Four different people have told me how great it is and that I should get over there to check it out and write about it but I've not quite managed to yet. I've just been Googling it and it looks lovely. 

Thanks to the wonder of the web I've discovered that Heath Robinson used to live in Pinner and there is a gallery and museum dedicated to his life, also in Pinner Memorial Park - the same building as the cafe, I believe.  It has a selection of his painting available to view for free but only on Wednesdays and Saturdays 1-5pm.
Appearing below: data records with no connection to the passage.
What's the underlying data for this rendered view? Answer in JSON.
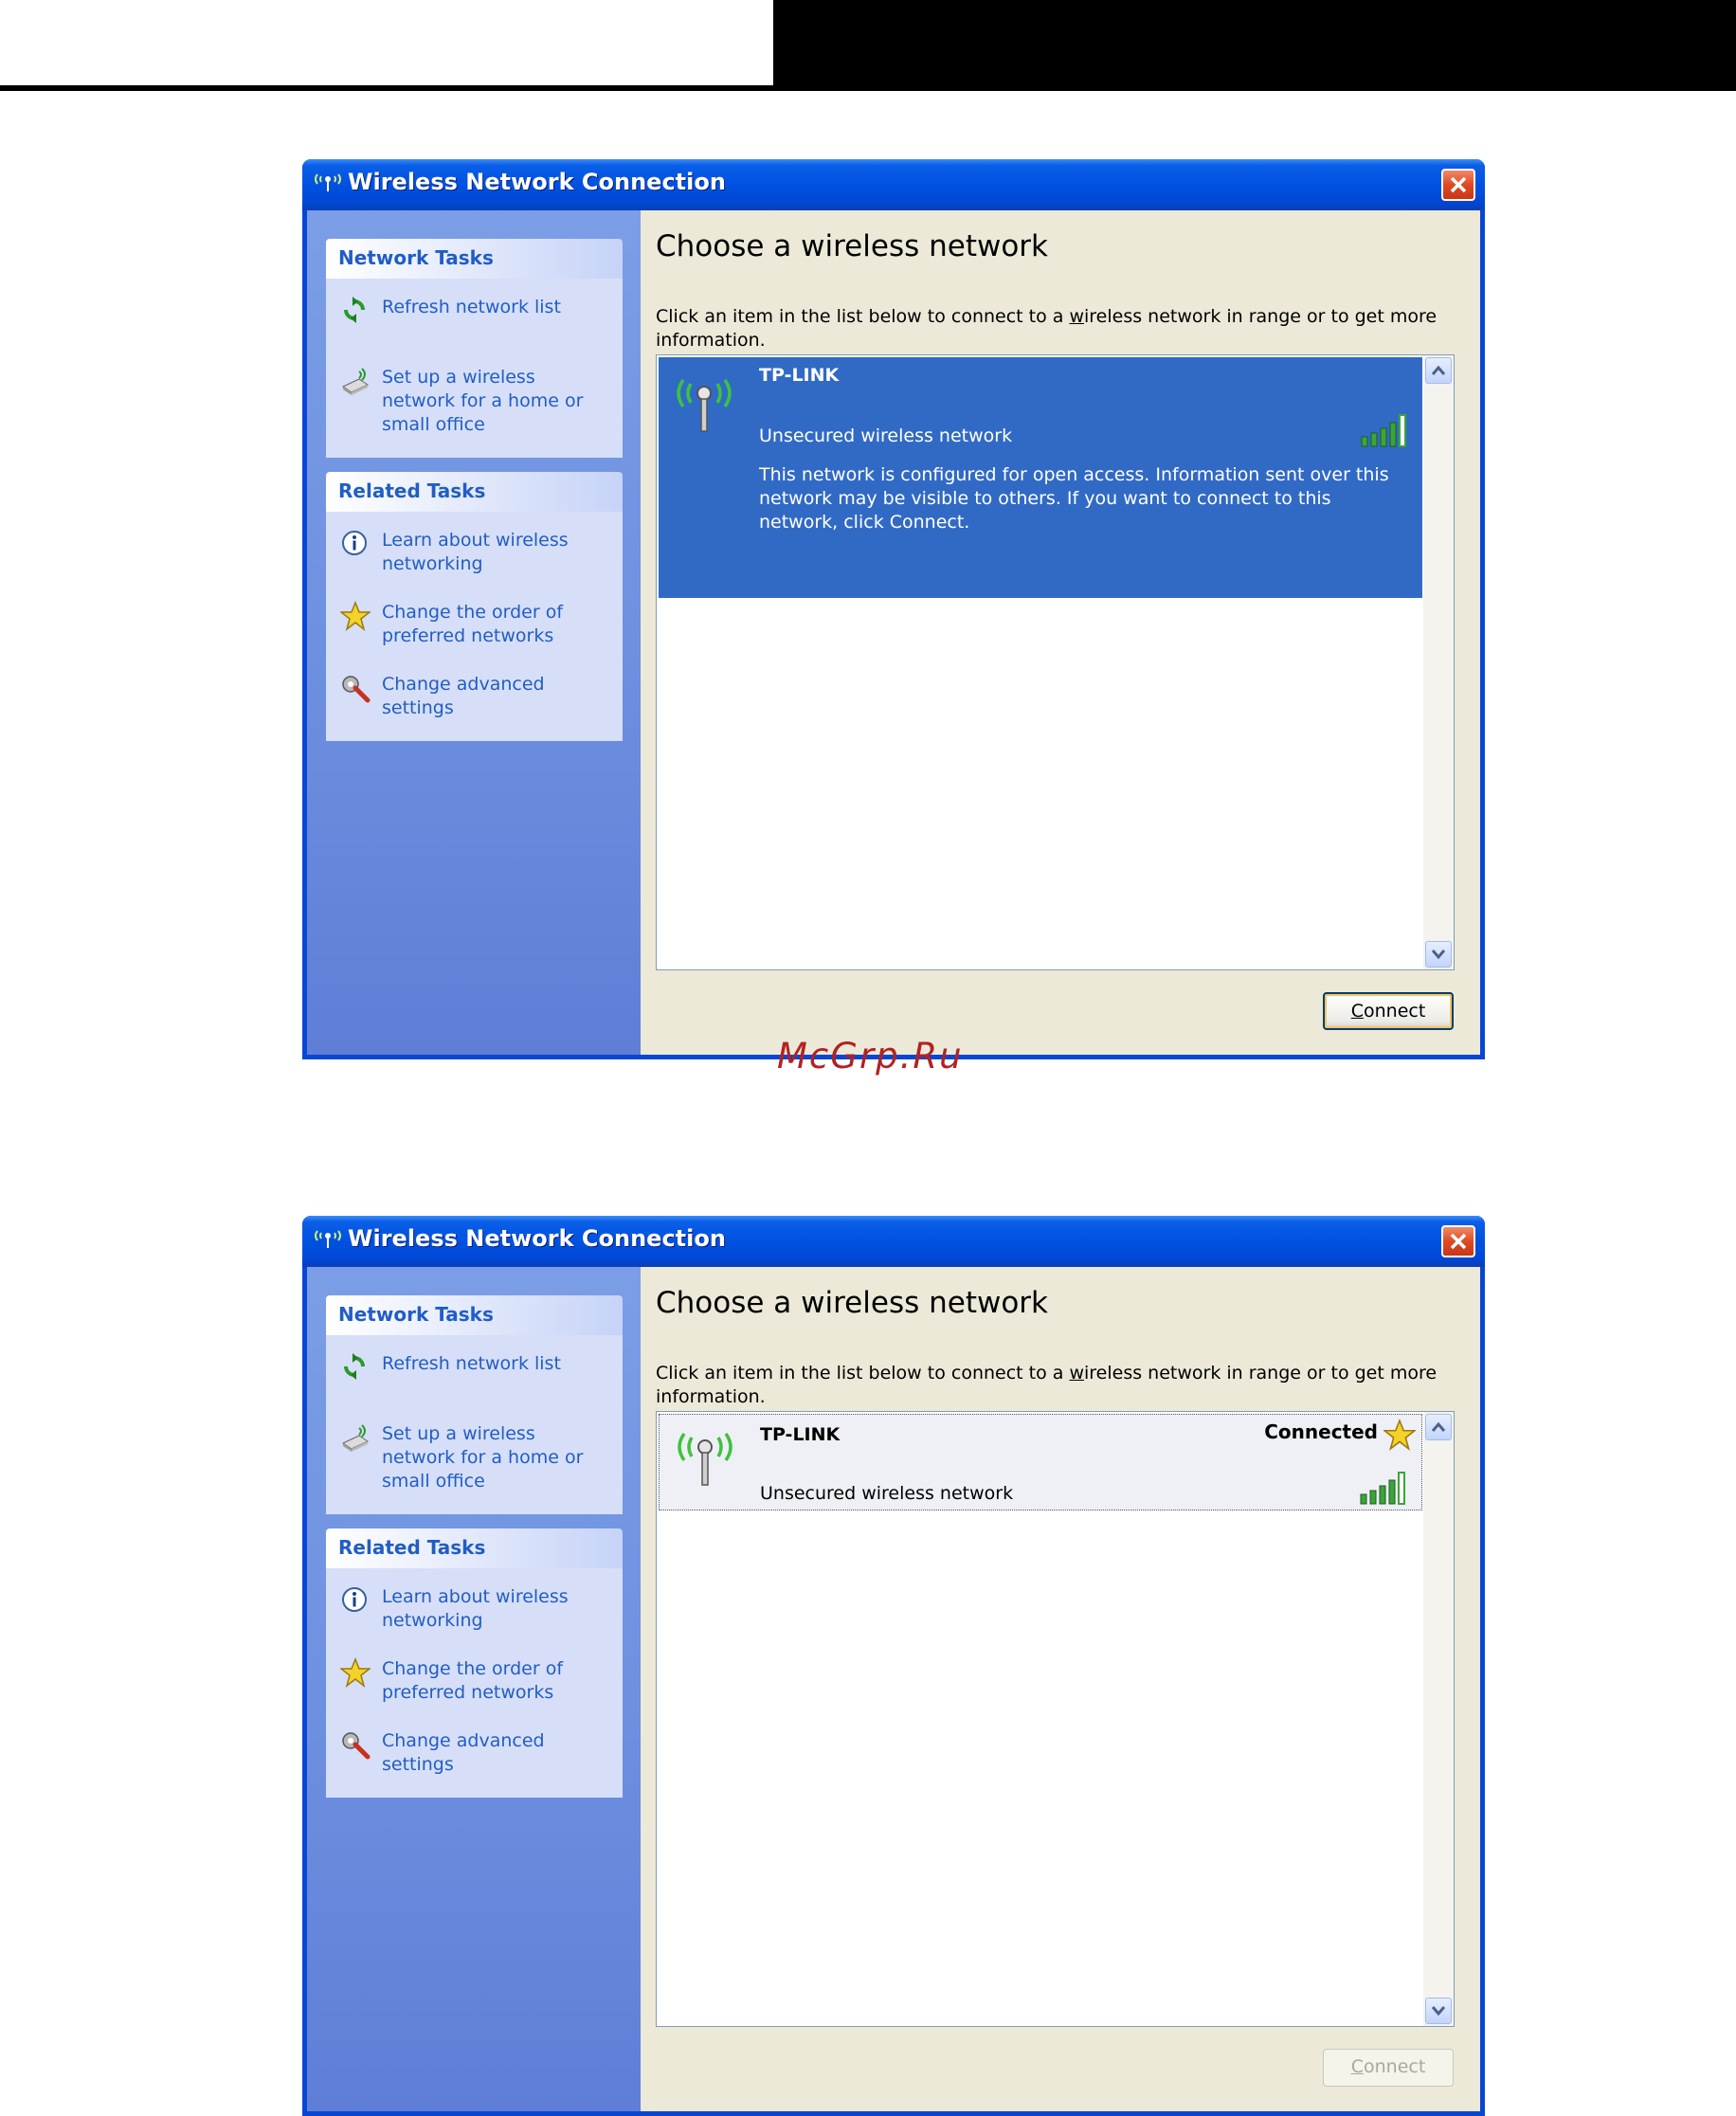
{
  "watermark": "McGrp.Ru",
  "colors": {
    "titlebar": "#0050e0",
    "selection": "#316ac5",
    "link": "#215dc6",
    "signal": "#3aa53a"
  },
  "windows": [
    {
      "title": "Wireless Network Connection",
      "network_tasks": {
        "header": "Network Tasks",
        "items": [
          {
            "icon": "refresh-icon",
            "label": "Refresh network list"
          },
          {
            "icon": "wireless-setup-icon",
            "label": "Set up a wireless network for a home or small office"
          }
        ]
      },
      "related_tasks": {
        "header": "Related Tasks",
        "items": [
          {
            "icon": "info-icon",
            "label": "Learn about wireless networking"
          },
          {
            "icon": "star-icon",
            "label": "Change the order of preferred networks"
          },
          {
            "icon": "settings-icon",
            "label": "Change advanced settings"
          }
        ]
      },
      "main": {
        "title": "Choose a wireless network",
        "description_pre": "Click an item in the list below to connect to a ",
        "description_accel": "w",
        "description_post": "ireless network in range or to get more information."
      },
      "network": {
        "name": "TP-LINK",
        "security": "Unsecured wireless network",
        "info": "This network is configured for open access. Information sent over this network may be visible to others. If you want to connect to this network, click Connect.",
        "signal_level": "5/5",
        "selected": true
      },
      "connect_button": {
        "accel": "C",
        "rest": "onnect",
        "enabled": true
      }
    },
    {
      "title": "Wireless Network Connection",
      "network_tasks": {
        "header": "Network Tasks",
        "items": [
          {
            "icon": "refresh-icon",
            "label": "Refresh network list"
          },
          {
            "icon": "wireless-setup-icon",
            "label": "Set up a wireless network for a home or small office"
          }
        ]
      },
      "related_tasks": {
        "header": "Related Tasks",
        "items": [
          {
            "icon": "info-icon",
            "label": "Learn about wireless networking"
          },
          {
            "icon": "star-icon",
            "label": "Change the order of preferred networks"
          },
          {
            "icon": "settings-icon",
            "label": "Change advanced settings"
          }
        ]
      },
      "main": {
        "title": "Choose a wireless network",
        "description_pre": "Click an item in the list below to connect to a ",
        "description_accel": "w",
        "description_post": "ireless network in range or to get more information."
      },
      "network": {
        "name": "TP-LINK",
        "status": "Connected",
        "security": "Unsecured wireless network",
        "signal_level": "5/5",
        "selected": false
      },
      "connect_button": {
        "accel": "C",
        "rest": "onnect",
        "enabled": false
      }
    }
  ]
}
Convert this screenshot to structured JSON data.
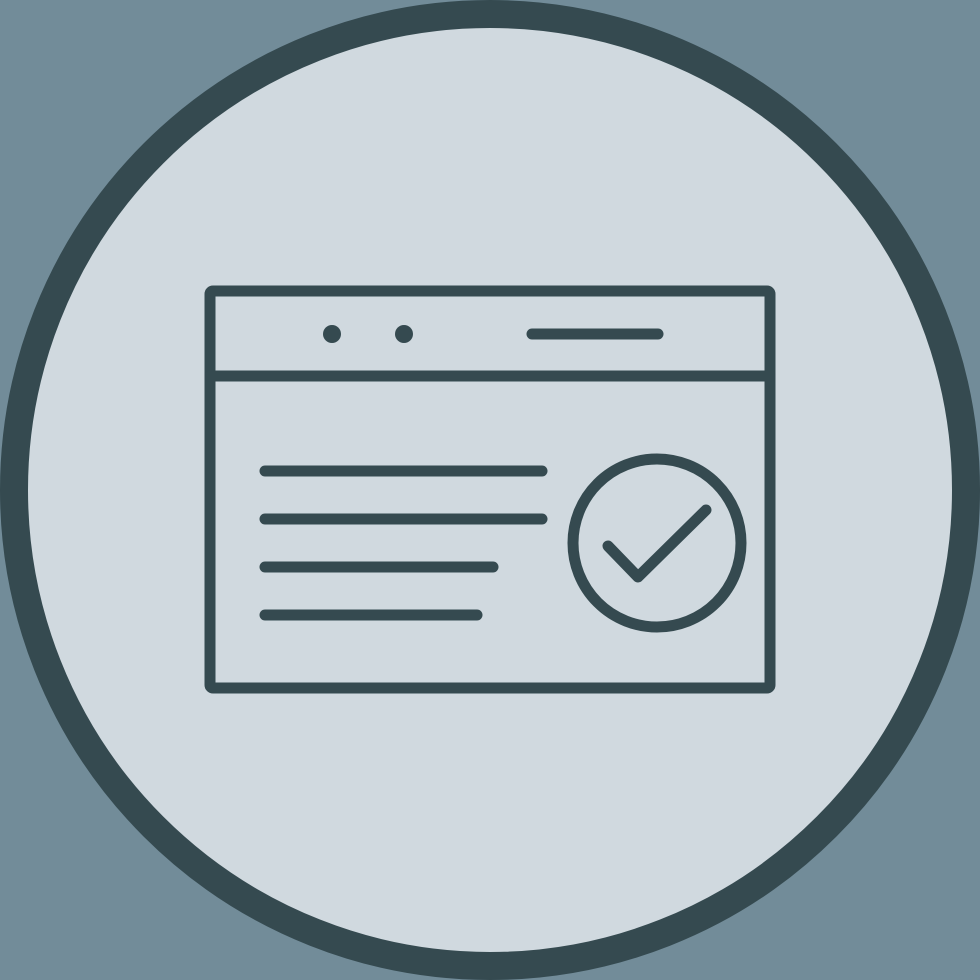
{
  "icon": {
    "name": "browser-window-verified-icon",
    "colors": {
      "background": "#728c99",
      "badge_fill": "#d0d9df",
      "stroke": "#354a50"
    },
    "elements": [
      "circle-badge",
      "browser-window",
      "title-bar-dot",
      "title-bar-dot",
      "address-bar-line",
      "text-line",
      "text-line",
      "text-line",
      "text-line",
      "check-circle-icon"
    ]
  }
}
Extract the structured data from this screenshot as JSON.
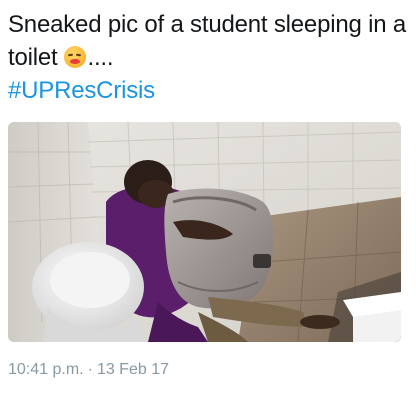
{
  "tweet": {
    "text_line1": "Sneaked pic of a student sleeping in a",
    "text_line2_prefix": "toilet",
    "emoji": "tired-face-emoji",
    "text_line2_suffix": "....",
    "hashtag": "#UPResCrisis",
    "photo_icon": "bathroom-photo",
    "time": "10:41 p.m.",
    "separator": "·",
    "date": "13 Feb 17"
  },
  "colors": {
    "text": "#14171a",
    "hashtag": "#1b95e0",
    "meta": "#8899a6"
  }
}
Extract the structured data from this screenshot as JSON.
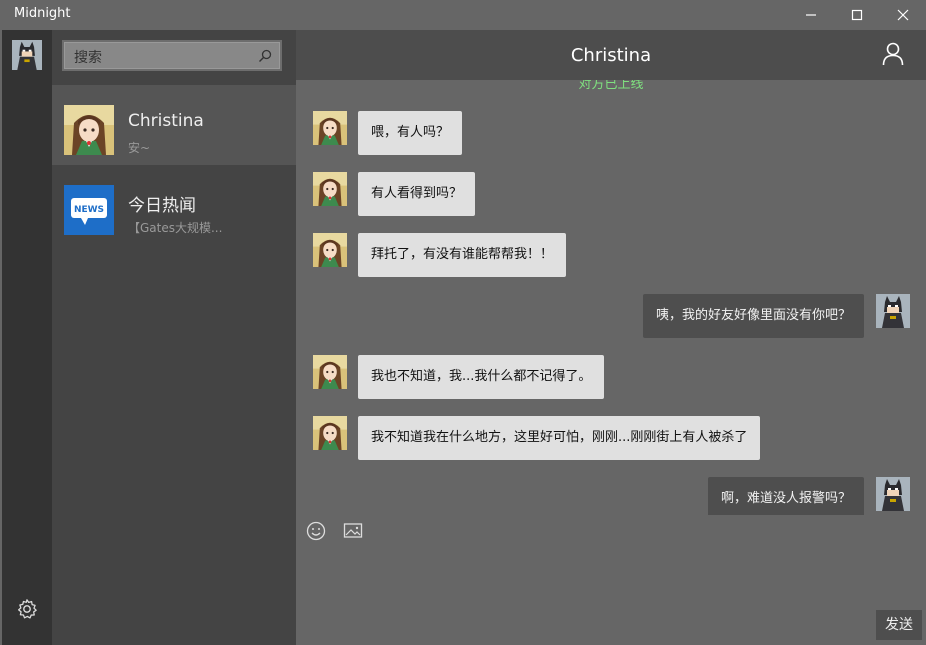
{
  "window": {
    "title": "Midnight"
  },
  "search": {
    "placeholder": "搜索"
  },
  "conversations": [
    {
      "name": "Christina",
      "preview": "安~"
    },
    {
      "name": "今日热闻",
      "preview": "【Gates大规模...",
      "icon_label": "NEWS"
    }
  ],
  "chat": {
    "title": "Christina",
    "status": "对方已上线",
    "messages": [
      {
        "from": "them",
        "text": "喂，有人吗？"
      },
      {
        "from": "them",
        "text": "有人看得到吗？"
      },
      {
        "from": "them",
        "text": "拜托了，有没有谁能帮帮我！！"
      },
      {
        "from": "me",
        "text": "咦，我的好友好像里面没有你吧？"
      },
      {
        "from": "them",
        "text": "我也不知道，我...我什么都不记得了。"
      },
      {
        "from": "them",
        "text": "我不知道我在什么地方，这里好可怕，刚刚...刚刚街上有人被杀了"
      },
      {
        "from": "me",
        "text": "啊，难道没人报警吗？"
      }
    ]
  },
  "composer": {
    "send_label": "发送"
  },
  "icons": {
    "minimize": "minimize-icon",
    "maximize": "maximize-icon",
    "close": "close-icon",
    "search": "search-icon",
    "settings": "gear-icon",
    "profile": "person-icon",
    "emoji": "emoji-icon",
    "image": "image-icon"
  },
  "colors": {
    "status_online": "#7fe07f",
    "news_blue": "#1e6ec8"
  }
}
So I'm going to combine the two and go on a Saturday.

**IT IS World Book Day tomorrow (Thursday), and mums all over the country will be putting the finishing touches to costumes for their children so that they can go into school dressed as a character from their favourite book.  This has caused us loads of angst in our house as I'm rubbish at sewing, so costumes have to be created with glue, face paints and ingenuity.

I bet I'm going to be shot down for this but I have to say I think it's far harder for mums of boys. Lots of girls we know already have beautiful dressing-up clothes and can quickly cobble together a Tinkerbell, Rapunzel, princess or even witch, based on what they have in their wardrobe or dressing-up box.  Boys tend to have superhero outfits and generally schools don't want anything comic or character based.  It's a shame you're not allowed to wear a football kit and take a football annual as your 'book', as that would be nice and easy. Alex has been James Bond - dad's bowtie and his own toy spy kit - and last year he was Alex Rider, which was dead easy.

The best one was probably Wally from Where's Wally?, with specs, a borrowed walking stick, a stripey T-shirt and a customised Christmas hat.  The funniest outfit Alex has ever worn was Henry VIII for history day - he had a homemade gold crown from a previous school play, a dressing-up cloak from when he was little, black thermals, my pixie boots and a huge pillow stuffed under his jumper and dad's old belt to keep it up.  With a face paint moustache, beard and eyebrows he really looked the part! 

This year, we're doing Dracula, which will mainly mean 15 minutes of fiddling with face paints, copious amounts of hair gel for that smoothed-back look and, if I can't find anything that resembles a black cape, I will be cutting up a bin bag!